Segundo Pierre Nora, o tempo dos lugares
é esse momento preciso onde desaparece um imenso capital que nós vivíamos na
intimidade de uma memória, para só viver sob o olhar de uma história
reconstituída, aprofundamento decisivo do trabalho da história, por um lado, emergência
de uma herança consolidada por outras. Os dois movimentos se combinam para nos
remeter de uma só vez aos instrumentos de base do trabalho histórico e aos
objetos mais simbólicos de nossa memória: os arquivos, as bibliotecas, os
museus, as comemorações. Para o autor, os lugares de memória são, antes de
tudo, restos. A forma extrema onde subsiste uma consciência comemorativa numa
história que a chama, porque ela a ignora.

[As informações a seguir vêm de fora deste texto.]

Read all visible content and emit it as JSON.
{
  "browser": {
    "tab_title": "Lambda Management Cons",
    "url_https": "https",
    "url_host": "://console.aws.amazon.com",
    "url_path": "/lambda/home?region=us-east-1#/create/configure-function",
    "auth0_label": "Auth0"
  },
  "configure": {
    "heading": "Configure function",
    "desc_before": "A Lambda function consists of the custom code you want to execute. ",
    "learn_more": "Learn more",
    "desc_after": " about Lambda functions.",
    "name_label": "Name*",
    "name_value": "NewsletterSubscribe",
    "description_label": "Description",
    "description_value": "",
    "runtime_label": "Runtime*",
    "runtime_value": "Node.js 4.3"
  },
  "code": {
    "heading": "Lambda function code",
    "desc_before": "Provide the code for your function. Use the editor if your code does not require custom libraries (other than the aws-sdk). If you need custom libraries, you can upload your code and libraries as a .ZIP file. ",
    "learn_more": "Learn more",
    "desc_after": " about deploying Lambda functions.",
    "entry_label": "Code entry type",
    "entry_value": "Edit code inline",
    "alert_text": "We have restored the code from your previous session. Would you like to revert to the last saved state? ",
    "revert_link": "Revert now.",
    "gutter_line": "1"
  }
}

Nora afirma que aquilo que oculta, estabelece,
constrói, decreta, mantém pelo artifício e pela vontade uma coletividade fundamentalmente
envolvida em sua transformação e sua renovação valorizando por natureza, mais o
novo do que o antigo mais o futuro do que o passado. Museus, arquivos, cemitérios
e coleções, monumentos, santuários, são os marcos testemunhais de uma outra era
das ilusões de eternidade. São os rituais de uma sociedade sem ritual;
sacralizações passageiras numa sociedade que dessacraliza, fidelidades
particulares de uma sociedade que lavra os particularismos.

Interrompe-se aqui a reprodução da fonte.